SUPERHEAVY PYRITE FORMATION IN HYPERSALINE LAKES OF EAST AFRICA: A PALEOSALINITY PROXY FOR LAKE MAGADI HSPDP CORES

Superheavy pyrite (pyrite showing “reversed fractionation”, i.e., enriched in ³⁴S compared to its source or coexisting sulfate) is well known in both ancient and modern marine environments, although mechanisms for its origin have been debated (Fike et al., 2015; Cui et al., 2018). Despite much of this debate, relatively minor effort has been made to document and understand modern occurrences of superheavy pyrite, particularly in terrestrial settings. In any biochemical pathway involving a negative fractionation factor, superheavy pyrite formation must involve both a mechanism for ³⁴S-enrichment of a sulfate reservoir compared to its source, and sulfate reduction from this distinct ³⁴S-enriched reservoir.

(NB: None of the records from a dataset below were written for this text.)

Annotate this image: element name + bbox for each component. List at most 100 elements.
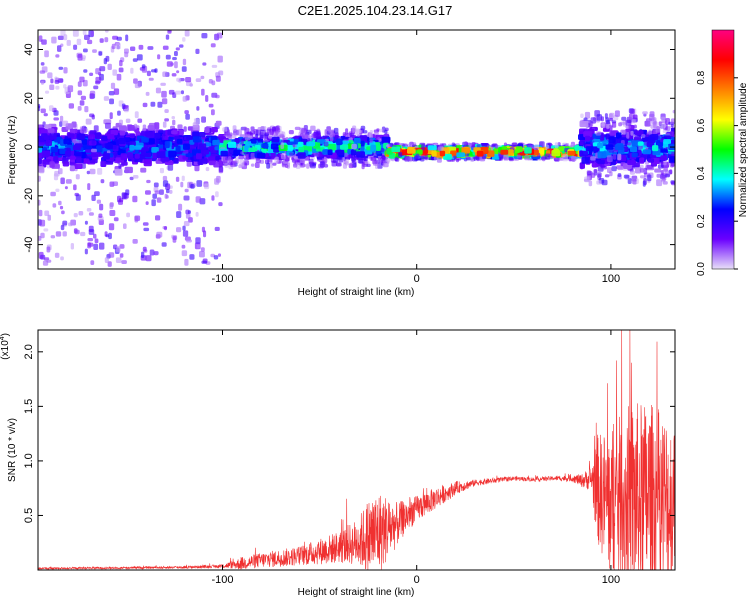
heatmap-cell bbox=[58, 200, 62, 206]
heatmap-cell bbox=[162, 71, 168, 77]
heatmap-cell bbox=[168, 89, 175, 95]
heatmap-cell bbox=[608, 149, 615, 153]
heatmap-cell bbox=[77, 106, 82, 111]
heatmap-cell bbox=[514, 149, 520, 154]
heatmap-cell bbox=[580, 162, 584, 170]
heatmap-cell bbox=[669, 156, 675, 162]
heatmap-cell bbox=[181, 244, 186, 249]
heatmap-cell bbox=[88, 225, 94, 232]
heatmap-cell bbox=[294, 126, 301, 130]
heatmap-cell bbox=[175, 90, 181, 95]
heatmap-cell bbox=[95, 76, 102, 84]
heatmap-cell bbox=[108, 252, 115, 258]
heatmap-cell bbox=[214, 178, 220, 185]
heatmap-cell bbox=[132, 239, 138, 244]
heatmap-cell bbox=[50, 78, 54, 84]
heatmap-cell bbox=[384, 129, 388, 135]
heatmap-cell bbox=[420, 156, 425, 162]
heatmap-cell bbox=[660, 170, 664, 175]
heatmap-cell bbox=[244, 134, 251, 141]
heatmap-cell bbox=[60, 224, 65, 231]
heatmap-cell bbox=[487, 150, 495, 157]
heatmap-cell bbox=[182, 225, 186, 231]
heatmap-cell bbox=[162, 121, 167, 128]
heatmap-cell bbox=[87, 183, 91, 191]
heatmap-cell bbox=[218, 165, 224, 173]
heatmap-cell bbox=[160, 82, 166, 86]
heatmap-cell bbox=[134, 216, 139, 223]
heatmap-cell bbox=[260, 126, 267, 130]
heatmap-cell bbox=[634, 166, 642, 174]
heatmap-cell bbox=[562, 154, 568, 162]
heatmap-cell bbox=[381, 136, 391, 143]
heatmap-cell bbox=[50, 235, 56, 239]
heatmap-cell bbox=[212, 139, 221, 146]
heatmap-cell bbox=[157, 101, 163, 108]
heatmap-cell bbox=[80, 231, 86, 237]
heatmap-cell bbox=[147, 125, 155, 131]
heatmap-cell bbox=[178, 203, 183, 211]
heatmap-cell bbox=[141, 136, 149, 143]
heatmap-cell bbox=[115, 257, 122, 263]
heatmap-cell bbox=[200, 247, 205, 252]
x-tick-label: -100 bbox=[211, 273, 233, 285]
heatmap-cell bbox=[119, 197, 124, 203]
heatmap-cell bbox=[609, 112, 615, 118]
heatmap-cell bbox=[571, 156, 577, 162]
heatmap-cell bbox=[342, 140, 350, 146]
heatmap-cell bbox=[597, 159, 605, 165]
heatmap-cell bbox=[238, 144, 243, 148]
heatmap-cell bbox=[606, 119, 611, 125]
heatmap-cell bbox=[315, 132, 321, 138]
heatmap-cell bbox=[146, 179, 151, 184]
heatmap-cell bbox=[73, 184, 77, 191]
heatmap-cell bbox=[217, 55, 223, 63]
heatmap-cell bbox=[91, 114, 95, 120]
heatmap-cell bbox=[141, 64, 146, 69]
heatmap-cell bbox=[98, 51, 103, 56]
heatmap-cell bbox=[112, 35, 118, 40]
heatmap-cell bbox=[49, 84, 55, 90]
heatmap-cell bbox=[164, 226, 167, 231]
heatmap-cell bbox=[112, 69, 118, 76]
heatmap-cell bbox=[579, 120, 589, 128]
heatmap-cell bbox=[164, 193, 168, 199]
heatmap-cell bbox=[590, 156, 596, 161]
heatmap-cell bbox=[340, 144, 349, 150]
heatmap-cell bbox=[84, 34, 90, 40]
heatmap-cell bbox=[91, 194, 96, 201]
heatmap-cell bbox=[132, 175, 139, 179]
heatmap-cell bbox=[614, 144, 624, 150]
heatmap-cell bbox=[196, 153, 202, 160]
heatmap-cell bbox=[581, 157, 591, 164]
heatmap-cell bbox=[103, 96, 109, 101]
heatmap-cell bbox=[144, 152, 152, 158]
heatmap-cell bbox=[172, 236, 177, 243]
heatmap-cell bbox=[569, 144, 574, 148]
heatmap-cell bbox=[185, 213, 191, 219]
heatmap-cell bbox=[186, 239, 192, 243]
heatmap-cell bbox=[103, 58, 107, 65]
heatmap-cell bbox=[359, 135, 368, 142]
heatmap-cell bbox=[601, 122, 605, 129]
heatmap-cell bbox=[100, 160, 107, 167]
heatmap-cell bbox=[629, 114, 633, 118]
heatmap-cell bbox=[112, 181, 118, 186]
heatmap-cell bbox=[656, 125, 661, 133]
heatmap-cell bbox=[84, 106, 89, 113]
heatmap-cell bbox=[631, 152, 638, 158]
heatmap-cell bbox=[161, 90, 167, 98]
heatmap-cell bbox=[250, 130, 256, 135]
heatmap-cell bbox=[83, 69, 88, 73]
heatmap-cell bbox=[284, 164, 289, 168]
heatmap-cell bbox=[654, 168, 662, 173]
heatmap-cell bbox=[613, 153, 617, 160]
heatmap-cell bbox=[407, 148, 416, 154]
heatmap-cell bbox=[172, 57, 177, 61]
snr-y-axis-label: SNR (10 * v/v) bbox=[7, 418, 18, 482]
heatmap-cell bbox=[541, 155, 546, 162]
heatmap-cell bbox=[84, 248, 88, 255]
heatmap-cell bbox=[215, 155, 222, 161]
heatmap-cell bbox=[113, 88, 120, 95]
heatmap-cell bbox=[398, 151, 403, 158]
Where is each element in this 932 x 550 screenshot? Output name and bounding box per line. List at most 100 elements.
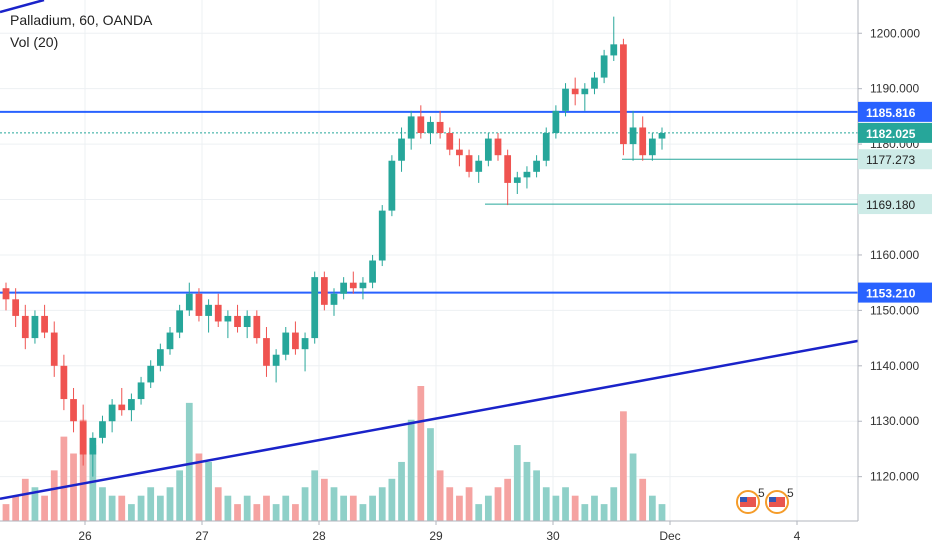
candle-body <box>118 404 126 411</box>
price-tick-label: 1140.000 <box>870 359 919 373</box>
candle-body <box>205 304 212 316</box>
volume-bar <box>600 504 608 521</box>
volume-bar <box>205 461 212 521</box>
volume-bar <box>224 495 232 521</box>
volume-bar <box>156 495 164 521</box>
partial-trendline[interactable] <box>0 0 45 14</box>
trendline[interactable] <box>0 339 859 501</box>
volume-bar <box>118 495 126 521</box>
volume-bar <box>591 495 598 521</box>
volume-bar <box>70 453 77 521</box>
candle-body <box>311 277 319 339</box>
volume-bar <box>340 495 348 521</box>
volume-bar <box>446 487 454 521</box>
volume-bar <box>292 504 299 521</box>
candle-body <box>552 110 560 134</box>
volume-bar <box>21 478 29 521</box>
volume-bar <box>185 402 193 521</box>
volume-bar <box>581 504 589 521</box>
volume-bar <box>542 487 550 521</box>
time-axis[interactable]: 26 27 28 29 30 Dec 4 <box>0 520 858 543</box>
event-count: 5 <box>787 486 794 500</box>
volume-bar <box>320 478 328 521</box>
volume-bar <box>475 504 483 521</box>
volume-bar <box>571 495 579 521</box>
volume-bar <box>41 495 48 521</box>
volume-bar <box>436 470 444 521</box>
volume-bar <box>658 504 666 521</box>
candle-body <box>533 160 540 172</box>
candle-body <box>243 315 251 328</box>
candle-body <box>137 382 145 400</box>
volume-indicator-title[interactable]: Vol (20) <box>10 34 59 50</box>
time-tick-label: 30 <box>546 529 560 543</box>
candle-body <box>50 332 58 366</box>
flag-canton <box>769 497 776 502</box>
price-badge-label: 1177.273 <box>866 153 915 167</box>
price-tick-label: 1130.000 <box>870 414 919 428</box>
candle-body <box>427 121 434 134</box>
candle-body <box>417 116 425 134</box>
volume-bar <box>253 504 261 521</box>
candle-body <box>456 149 463 156</box>
candle-body <box>359 282 367 289</box>
volume-bar <box>398 461 405 521</box>
candle-body <box>369 260 376 283</box>
price-badge <box>858 282 932 303</box>
symbol-title[interactable]: Palladium, 60, OANDA <box>10 12 153 28</box>
candle-body <box>378 210 386 261</box>
event-marker-1[interactable]: 5 <box>736 486 765 514</box>
volume-bar <box>311 470 319 521</box>
economic-events[interactable]: 5 5 <box>736 486 794 514</box>
candle-body <box>60 365 68 400</box>
volume-bar <box>388 478 396 521</box>
candle-body <box>320 277 328 305</box>
candle-body <box>542 133 550 161</box>
candle-body <box>108 404 116 422</box>
volume-bar <box>465 487 473 521</box>
candle-body <box>21 315 29 339</box>
volume-bar <box>214 487 222 521</box>
volume-bar <box>31 487 39 521</box>
candle-body <box>156 349 164 366</box>
candle-body <box>600 55 608 78</box>
candle-body <box>89 437 97 455</box>
volume-bar <box>89 445 97 521</box>
volume-bar <box>552 495 560 521</box>
time-tick-label: 4 <box>794 529 801 543</box>
volume-bar <box>610 487 618 521</box>
grid-lines <box>0 0 858 521</box>
candle-body <box>147 365 155 383</box>
candle-body <box>330 293 338 305</box>
drawn-lines[interactable] <box>0 110 858 294</box>
candle-body <box>224 315 232 322</box>
candlesticks <box>2 16 666 477</box>
candle-body <box>513 177 521 183</box>
candle-body <box>349 282 357 289</box>
volume-bar <box>243 495 251 521</box>
price-axis[interactable]: 1200.0001190.0001180.0001170.0001160.000… <box>857 0 932 521</box>
candle-body <box>301 338 309 350</box>
candle-body <box>436 121 444 134</box>
candle-body <box>12 299 20 316</box>
volume-bar <box>620 411 627 521</box>
volume-bar <box>301 487 309 521</box>
candle-body <box>99 421 106 438</box>
candle-body <box>128 399 135 411</box>
volume-bar <box>349 495 357 521</box>
candle-body <box>185 293 193 311</box>
candle-body <box>388 160 396 211</box>
candle-body <box>2 288 10 300</box>
event-marker-2[interactable]: 5 <box>765 486 794 514</box>
price-badge-label: 1185.816 <box>866 106 916 120</box>
candle-body <box>494 138 502 156</box>
volume-bar <box>60 436 68 521</box>
candle-body <box>272 354 280 366</box>
volume-bar <box>456 495 463 521</box>
volume-bar <box>359 504 367 521</box>
volume-bar <box>195 453 203 521</box>
price-badge-label: 1153.210 <box>866 287 916 301</box>
volume-bar <box>176 470 184 521</box>
candle-body <box>591 77 598 89</box>
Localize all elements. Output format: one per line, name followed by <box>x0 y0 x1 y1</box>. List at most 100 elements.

Here, we describe a mechanism that incorporates these two processes and documents the formation of superheavy pyrite in hypersaline lakes of East Africa (Lakes Magadi and Nasikie Engida, Kenya). As salinity increases in these shallow and highly evaporative lakes, there is a net loss of sulfate compared to conservative ions. As this evaporative concentration proceeds, dissolved sulfate used in microbial sulfate reduction (MSR) is continuously enriched in ³⁴S compared to the source sulfate (the latter occurring as hot spring waters entering the lakes). Although no sulfate minerals are precipitated from the evolving lake waters, the volatile loss of ³⁴S-depleted sulfide by MSR leaves the remaining sulfate reservoir continuously ³⁴S-enriched with respect to the initial source sulfate. Thus sulfide minerals precipitated in sediments would appear “superheavy” in the sedimentary record. We describe a model that couples the rate of evaporative concentration to the rate of sulfate reduction and sulfide loss, and thereby describes the ³⁴S/³²S ratio of sulfide minerals preserved as a function of salinity. We consider the implications of this mechanism for the environments represented by superheavy pyrite preserved in terrestrial sediments of the East African Rift System. We suggest that this mechanism, documented from the waters of Lakes Magadi and nearby Nasikie Engida, can be applied to understand paleosalinity variations recorded by pyrite in sediment cores from hypersaline lakes such as the HSPDP Lake Magadi (MGD) core, and thus provide additional context for paleoclimate records of human evolution.